Absent routine screening of kids for high cholesterol, the burden is squarely on parents, Lozano and Nissen say. If you have a history of FH or early heart disease in your family, your kids should be screened.

How Safe Are Statins?

For most people who need a statin and take a low dose, the drugs cause no or mild or very rare problems and, after almost 35 years of widespread use, appear to be quite safe overall.

At higher doses, however, the risk of side effects goes up substantially, and a sizable number of people who take a 40mg or 80mg dose experience side effects — most especially, muscle aches, soreness, tenderness or weakness.

Studies indicate that between 5% and 10% of all people who take a statin — regardless of dose — experience muscle ache or weakness symptoms. Usually, the effects are mild and tolerable. Between 10% and 20% of people in clinical trials have not been able to tolerate an 80mg dose, however.

Bottom line: You should always take the lowest dose possible that brings your cholesterol levels into normal, healthy range.

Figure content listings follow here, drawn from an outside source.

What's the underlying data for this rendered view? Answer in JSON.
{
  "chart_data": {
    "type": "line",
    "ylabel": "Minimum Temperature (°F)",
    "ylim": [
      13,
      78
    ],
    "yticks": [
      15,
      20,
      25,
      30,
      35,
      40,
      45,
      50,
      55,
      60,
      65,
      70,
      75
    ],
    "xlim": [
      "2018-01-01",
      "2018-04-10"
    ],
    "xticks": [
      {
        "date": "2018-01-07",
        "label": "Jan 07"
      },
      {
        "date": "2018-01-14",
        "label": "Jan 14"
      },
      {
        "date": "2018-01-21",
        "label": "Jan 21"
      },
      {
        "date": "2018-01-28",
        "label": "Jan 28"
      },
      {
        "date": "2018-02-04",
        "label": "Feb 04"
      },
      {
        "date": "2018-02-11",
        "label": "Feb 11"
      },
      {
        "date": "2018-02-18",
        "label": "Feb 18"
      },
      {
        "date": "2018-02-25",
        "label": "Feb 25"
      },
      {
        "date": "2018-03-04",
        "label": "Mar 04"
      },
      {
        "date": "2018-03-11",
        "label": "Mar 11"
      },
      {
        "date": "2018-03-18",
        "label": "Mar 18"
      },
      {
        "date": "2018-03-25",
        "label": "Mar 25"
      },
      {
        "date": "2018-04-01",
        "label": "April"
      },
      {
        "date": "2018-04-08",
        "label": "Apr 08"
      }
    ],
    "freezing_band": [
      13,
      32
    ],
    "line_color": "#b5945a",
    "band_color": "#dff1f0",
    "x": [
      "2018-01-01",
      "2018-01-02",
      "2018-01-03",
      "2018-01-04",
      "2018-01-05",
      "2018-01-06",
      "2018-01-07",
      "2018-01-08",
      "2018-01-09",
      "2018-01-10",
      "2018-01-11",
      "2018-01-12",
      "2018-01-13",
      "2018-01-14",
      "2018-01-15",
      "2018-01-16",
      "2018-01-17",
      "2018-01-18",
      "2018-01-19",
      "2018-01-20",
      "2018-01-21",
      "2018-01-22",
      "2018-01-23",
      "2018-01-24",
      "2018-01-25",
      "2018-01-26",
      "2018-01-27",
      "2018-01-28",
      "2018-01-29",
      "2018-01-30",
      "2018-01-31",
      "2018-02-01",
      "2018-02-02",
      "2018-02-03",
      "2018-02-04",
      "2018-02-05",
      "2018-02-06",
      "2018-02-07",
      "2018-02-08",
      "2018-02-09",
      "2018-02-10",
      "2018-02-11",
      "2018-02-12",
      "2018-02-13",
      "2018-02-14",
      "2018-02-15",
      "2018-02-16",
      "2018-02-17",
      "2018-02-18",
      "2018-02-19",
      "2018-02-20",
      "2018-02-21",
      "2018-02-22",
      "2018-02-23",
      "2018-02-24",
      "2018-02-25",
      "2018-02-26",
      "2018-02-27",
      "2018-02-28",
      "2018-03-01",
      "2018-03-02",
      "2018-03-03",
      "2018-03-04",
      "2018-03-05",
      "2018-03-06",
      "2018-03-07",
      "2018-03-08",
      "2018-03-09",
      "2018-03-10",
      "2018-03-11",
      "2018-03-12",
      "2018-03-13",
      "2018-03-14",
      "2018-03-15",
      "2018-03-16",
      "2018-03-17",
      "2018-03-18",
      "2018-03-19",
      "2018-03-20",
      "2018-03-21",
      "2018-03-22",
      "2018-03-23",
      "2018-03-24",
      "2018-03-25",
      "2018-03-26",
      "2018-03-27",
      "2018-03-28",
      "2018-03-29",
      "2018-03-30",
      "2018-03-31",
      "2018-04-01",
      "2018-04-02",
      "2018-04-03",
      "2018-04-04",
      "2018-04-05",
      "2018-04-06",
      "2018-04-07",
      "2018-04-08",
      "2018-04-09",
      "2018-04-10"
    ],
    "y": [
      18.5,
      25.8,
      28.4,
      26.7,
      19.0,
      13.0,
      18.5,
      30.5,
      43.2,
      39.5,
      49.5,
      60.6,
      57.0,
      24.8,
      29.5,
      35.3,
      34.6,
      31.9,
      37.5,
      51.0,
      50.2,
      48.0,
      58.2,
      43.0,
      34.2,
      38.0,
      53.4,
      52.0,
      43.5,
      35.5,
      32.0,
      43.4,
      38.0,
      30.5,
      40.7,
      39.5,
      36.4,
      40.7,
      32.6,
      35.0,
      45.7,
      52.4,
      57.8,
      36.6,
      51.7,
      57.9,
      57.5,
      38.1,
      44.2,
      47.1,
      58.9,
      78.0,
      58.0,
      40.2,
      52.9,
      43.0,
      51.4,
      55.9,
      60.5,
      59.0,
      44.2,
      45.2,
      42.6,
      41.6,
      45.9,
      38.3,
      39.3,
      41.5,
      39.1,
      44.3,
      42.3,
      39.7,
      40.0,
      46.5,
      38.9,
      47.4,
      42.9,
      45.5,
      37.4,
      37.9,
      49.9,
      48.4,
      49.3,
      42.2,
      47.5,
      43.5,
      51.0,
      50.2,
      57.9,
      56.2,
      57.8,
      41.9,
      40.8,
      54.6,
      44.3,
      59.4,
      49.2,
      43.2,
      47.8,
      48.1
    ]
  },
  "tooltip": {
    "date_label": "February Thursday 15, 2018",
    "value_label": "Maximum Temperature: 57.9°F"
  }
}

Statins can also cause liver and kidney damage, but both are rare. Contact your doctor immediately if you start taking a statin and experience nausea or vomiting, stomach pain, brown- or dark-colored urine, or feel very tired even though you slept well.

The FDA recommends that people prescribed a statin have liver function tests before starting treatment.

The FDA is also tracking as-yet inconclusive research and anecdotal reports linking statins to a higher risk of type 2 diabetes, memory loss, forgetfulness and confusion.